Volumes are stored under a schema within a catalog. Files in here can be accessed and manipulated through code.

Examples of files suitable to be stored in a volume include CSVs, JSON and other formats of data files, or supporting files / images for applications you develop through the platform. You can also upload files to a volume through the user interface.

Workspaces - Databricks file system (DBFS)

Each user has their own workspace which serves as a personal document and code storage area. It contains a user folder which is only accessible to that user by default, along with any Git repositories that you have cloned or created within Databricks.

Your workspace can be accessed in the Databricks sidebar.

Everything in your workspace is only accessible to you unless you share it with other users. When you do share a script or file you can specify whether the person you’re sharing it with is able to view/edit/run the file you’re sharing.

Don’t overshare

Sharing code this way can be useful but has it’s risks. If you allow other users to edit and run your workbooks it’s possible that they can make changes or run it simultaneously resulting in unexpected results.

DO NOT share with “all workspace users” as as this shares your personal workspace or folder or notebook with over 700+ users on the platform and could result in a data breach.

For collaboration on code you should use a GitHub/DevOps repository which each user can clone and work on independently.

Repositories for version control

All code should be managed through a versioned repository on GitHub or Azure DevOps. You can commit and push your changes to the central repository from the Databricks platform. Pull requests to merge your changes into the ‘main’ branch still take place on your Git provider.

To connect Databricks to a repository refer to the Databricks and version control article.

Compute

In order to access data and run code you need to set up a compute resource. A compute resource provides processing power and memory to pick up and manipulate the data and files stored in the ‘unity catalog’. The compute page can be accessed through the ‘Compute’ option in the Databricks sidebar.

There are several types of compute available and you will need to make the most appropriate choice for the kind of processing you’re wanting to do. The table below summarises the compute types and their differences.

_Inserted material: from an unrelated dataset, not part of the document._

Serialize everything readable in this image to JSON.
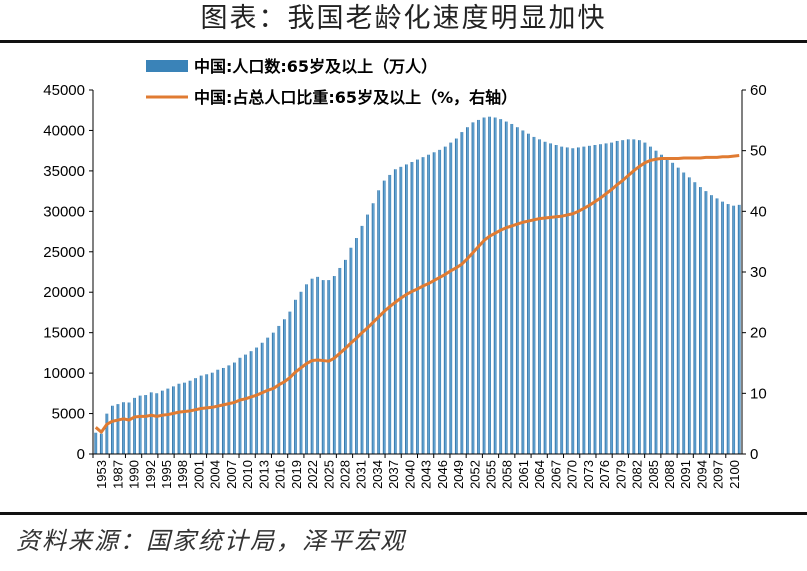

Compute type	Configuration	Code language support	Availability	To note	Use cases
Serverless	Handled by Databricks	SQL Python	All workspace users	No query can run longer than 48 hours Minimal warm-up time	Quick start to query in SQL / Python
SQL Warehouse	Created by ADA team for each catalog	SQL	Only other users of same warehouse (typically your team)	This is the recommended compute for any SQL activities Shared resource so more efficient Relatively short boot up time	Query data optimised for SQL only Only compute option for SQL Editor
Personal Cluster	Set up by you with choice of standard (roughly same power as DfE laptop device) or large (roughly double power of standard)	SQL Python R Scala	Only you	Shut down after being unused for an hour Least cost effective so only use if needed Compute power has been limited to the two options but this can be raised if really necessary Takes a few minutes to boot up	Need specific versions / libraries Only option for R coding
Shared Cluster	Created by ADA team for specific projects	SQL Python Scala	Other users on same project	Shared resource so more efficient Takes a few minutes to boot up	Shared resource to be more cost effective - where using Python or Scala please use this or Serverless

Note that shared clusters and SQL warehouses have to be requested through the ADA team.

In most cases a personal cluster will be the most versatile and easily accessible option. However your team may want to request a shared SQL warehouse if you have a lot of processing heavy SQL queries and do not need to use any other language in the Databricks platform itself.

All compute options can be used both within the Databricks platform and be connected to through other applications. Instructions on how to connect R / RStudio to a SQL Warehouse, or a personal cluster can be found on the following pages:

Once you have a compute resource you can begin using Databricks. You can do this either through connecting to Databricks through RStudio, or you can begin coding in the Databricks platforms using scripts, or Notebooks.